Tushar, if you are being ironic, I apologize, but I can't be sure. If you think the "progressives" have answered Steve, you missed his point. Without free markets, true prices, and profit-loss, the experts can't know what they need to know to do their jobs properly. This is merely an application of the Mises-Hayek socialist-calculation critique.

Tushar said...

Yes Sheldon I'm of course aware of the whole calculation debate. But this isn't a theoretical point. Like I said I accept all these arguments as a libertarian. However, the so-called 'progressives' have simply brought up comparative effectiveness councils, like the ones in Britain, and since that system looks (broadly) to be working, we need to go beyond merely the theoretical point about price calculations, and forcefully prove what effect these councils and/or other socialized medicine policies will have.

D. Saul Weiner said...

Tushar,

Comparative effective councils are just another socialist panacea, much like the testing in No Child Left Behind. Our experts will test, so that all will be held to a certain standard.

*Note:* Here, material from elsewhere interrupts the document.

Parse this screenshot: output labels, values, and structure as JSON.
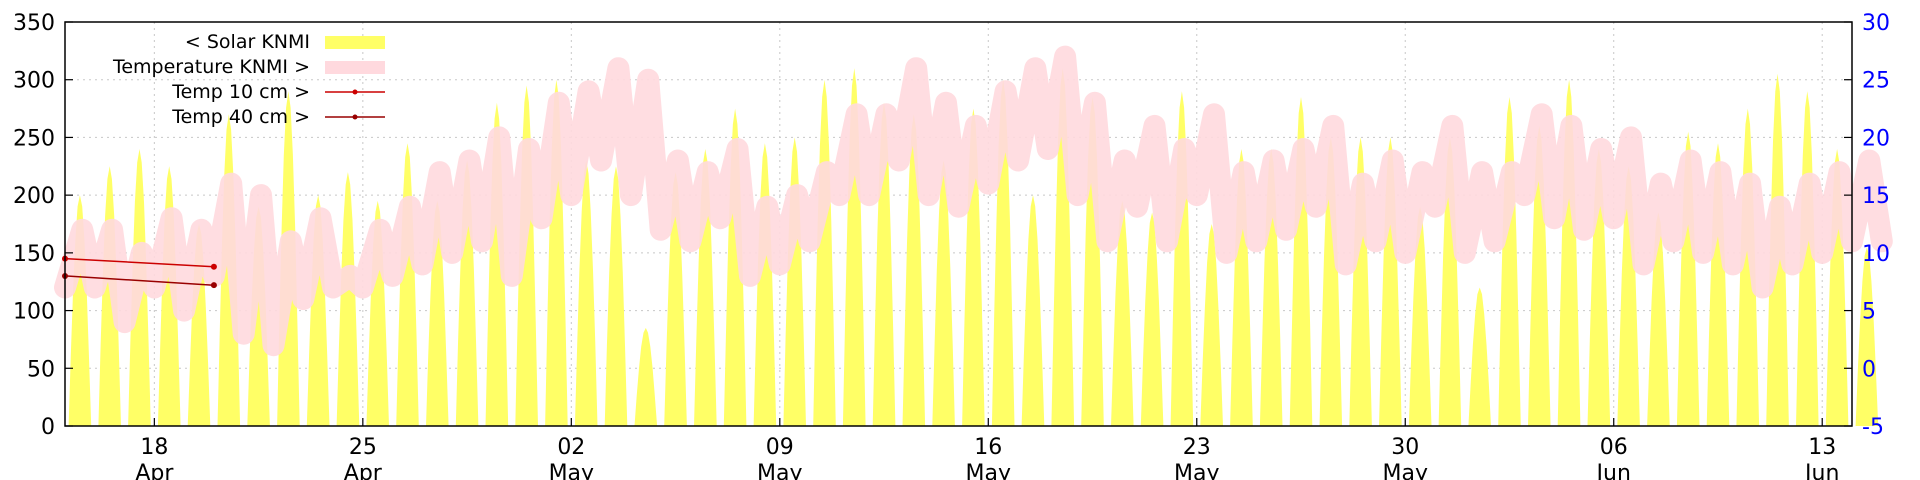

You say that these councils appear to be working. But how can we make that determination? Is it based on satisfaction surveys? I am sure that most of Bernie Madoff's clients were highly satisfied ... until his Ponzi scheme blew up. Most people are satisfied with Social Security and Medicare ... does that mean these are working or are people just getting while the getting's good? The bottom line is that, in a mixed economy, failing institutions like public schools and socialized health care can be subsidized and supported for long periods of time, provided they have not yet overwhelmed the productive sectors of the economy. That doesn't mean that they are working, or at least working well. It means that they are ticking time bombs which have not yet gone off or (alternately) the camel's back has not yet broken.